Crosscheck the approach and the logic:

• A simple approach would be to simply make two arrays of stacks and solve as guided. We can precompute the primes using sieve to save time. This approach will take a lot of space as the sizes of arrays will be size = q+1.

• for a better approach While this algorithm takes almost same time, it saves a lot of space.
  If we look at our algorithm more closely , you will notice that at any point , we only need 3 stacks atmost.

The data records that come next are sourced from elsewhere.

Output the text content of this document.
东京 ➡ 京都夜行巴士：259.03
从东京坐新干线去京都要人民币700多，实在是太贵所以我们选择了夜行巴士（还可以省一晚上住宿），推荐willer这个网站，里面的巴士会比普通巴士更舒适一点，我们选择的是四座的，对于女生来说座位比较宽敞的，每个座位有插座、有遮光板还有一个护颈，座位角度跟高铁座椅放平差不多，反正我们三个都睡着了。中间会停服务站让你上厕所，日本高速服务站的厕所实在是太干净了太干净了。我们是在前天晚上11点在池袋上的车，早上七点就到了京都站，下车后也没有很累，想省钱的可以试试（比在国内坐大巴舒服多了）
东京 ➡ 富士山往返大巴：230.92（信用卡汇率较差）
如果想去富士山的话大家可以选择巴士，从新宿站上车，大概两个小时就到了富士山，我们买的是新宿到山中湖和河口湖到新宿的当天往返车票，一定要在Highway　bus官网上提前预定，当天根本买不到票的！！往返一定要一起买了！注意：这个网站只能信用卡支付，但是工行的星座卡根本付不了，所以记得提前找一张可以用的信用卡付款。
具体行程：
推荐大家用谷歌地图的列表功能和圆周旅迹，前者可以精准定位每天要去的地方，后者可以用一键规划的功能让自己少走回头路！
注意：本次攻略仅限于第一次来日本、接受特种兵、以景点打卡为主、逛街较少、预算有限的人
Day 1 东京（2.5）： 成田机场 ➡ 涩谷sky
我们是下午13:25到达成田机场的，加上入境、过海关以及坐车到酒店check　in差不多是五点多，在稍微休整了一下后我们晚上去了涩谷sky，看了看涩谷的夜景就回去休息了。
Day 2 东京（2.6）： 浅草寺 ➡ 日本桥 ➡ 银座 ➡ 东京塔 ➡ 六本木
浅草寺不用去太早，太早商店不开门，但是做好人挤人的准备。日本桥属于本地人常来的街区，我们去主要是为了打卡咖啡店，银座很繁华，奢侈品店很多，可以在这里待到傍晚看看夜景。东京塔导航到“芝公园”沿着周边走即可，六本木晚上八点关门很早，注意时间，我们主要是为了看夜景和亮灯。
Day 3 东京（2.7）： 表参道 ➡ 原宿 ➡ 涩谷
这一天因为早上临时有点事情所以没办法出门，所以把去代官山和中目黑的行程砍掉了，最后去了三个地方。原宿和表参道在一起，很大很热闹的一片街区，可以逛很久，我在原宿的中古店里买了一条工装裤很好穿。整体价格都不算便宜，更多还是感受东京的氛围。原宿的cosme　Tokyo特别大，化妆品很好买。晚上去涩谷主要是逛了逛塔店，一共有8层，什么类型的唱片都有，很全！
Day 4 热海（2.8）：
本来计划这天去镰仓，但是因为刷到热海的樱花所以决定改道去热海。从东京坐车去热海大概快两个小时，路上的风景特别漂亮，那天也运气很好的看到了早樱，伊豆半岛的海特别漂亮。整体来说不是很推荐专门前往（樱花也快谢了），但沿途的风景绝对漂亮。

  1. Stack S from which we are popping elements. This is equivalant to stack a[i-1] from the previous method.
  2. Stack A to which we will be pushing the elements in case they are not divisible by ith prime number. This is equivalant to stack a[i] from the previous method.
  3. Stack B to which we will be pushing the elements in case they are divisible by ith prime number. This is equivalant to stack b[i] from the previous method.

  After each iteration , make S = A for the next iteration since for the next iteration we will be popping elements out from the stack that is currently A.

  After each iteration , we pop and push all elements from B to a queue to maintain the order which would otherwise have been maintained by having different arrays of stack.

This approach requires a lot less space than the previous approach and is thus better.